The College of Saint Benedict and Saint John's University have been awarded $450,000 from the Bush Foundation for an innovative new program to enhance student learning.

The program, Extending the Classroom Walls, incorporates classroom study with student learning in residence halls, off-campus internships and field trips. Its purpose is to deepen and enrich student and faculty interaction. Under the program, students, faculty and staff members will form multi-disciplinary "learning communities" to create an intense focus on a subject, or group of subjects for a semester-long learning experience.

One such learning community will create a residence in the Twin Cities for students doing senior-year internships. Another will provide a historical and biology-based field trip to the southeastern United States.

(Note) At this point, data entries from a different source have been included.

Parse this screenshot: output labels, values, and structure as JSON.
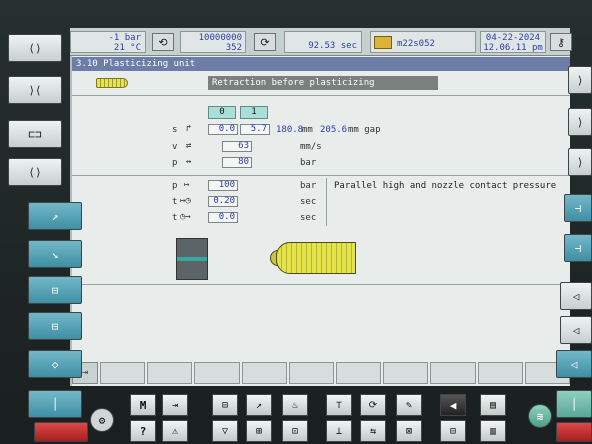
{
  "status": {
    "pressure": "-1 bar",
    "temperature": "21 °C",
    "counter_top": "10000000",
    "counter_bottom": "352",
    "cycle_time": "92.53 sec",
    "program": "m22s052",
    "date": "04-22-2024",
    "time": "12.06.11 pm"
  },
  "title": "3.10 Plasticizing unit",
  "section": "Retraction before plasticizing",
  "stages": [
    "0",
    "1"
  ],
  "rows": [
    {
      "sym": "s",
      "unit": "mm",
      "v0": "0.0",
      "v1": "5.7"
    },
    {
      "sym": "v",
      "unit": "mm/s",
      "v1": "63"
    },
    {
      "sym": "p",
      "unit": "bar",
      "v1": "80"
    }
  ],
  "stroke_extra": {
    "value": "180.8",
    "unit": "mm",
    "gap_value": "205.6",
    "gap_label": "mm gap"
  },
  "contact_rows": [
    {
      "sym": "p",
      "value": "100",
      "unit": "bar"
    },
    {
      "sym": "t",
      "value": "0.20",
      "unit": "sec"
    },
    {
      "sym": "t",
      "value": "0.0",
      "unit": "sec"
    }
  ],
  "contact_note": "Parallel high and nozzle contact pressure",
  "bottom_keys": [
    "M",
    "?"
  ],
  "colors": {
    "accent": "#6c7ea8",
    "value_blue": "#2b3fa8",
    "stage": "#a9dfd8"
  }
}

"Thanks to the generosity of the Bush Foundation, the advantages of our residential, liberal arts communities are even more realized," said CSB President Mary E. Lyons. "This funding catapults our colleges onto new frontiers of teaching and learning, thus accelerating our students' readiness for challenges beyond graduation."

The concept of learning communities has been put into practice at only a few other institutions of higher education, notably Evergreen College in Washington state.

Extending the Classroom Walls was developed by a group of CSB/SJU faculty and staff in 1997. The Bush Foundation granted the full budget request, and will provide $150,000 a year for the next three years to fund the new project.

The College of Saint Benedict for women and Saint John's University for men are partners in liberal arts education, providing students the opportunity to benefit from the distinctions of not one, but two nationally recognized Catholic, Benedictine, residential undergraduate colleges. Together the colleges challenge students to live balanced lives of learning, work, leadership and service in a coeducational environment.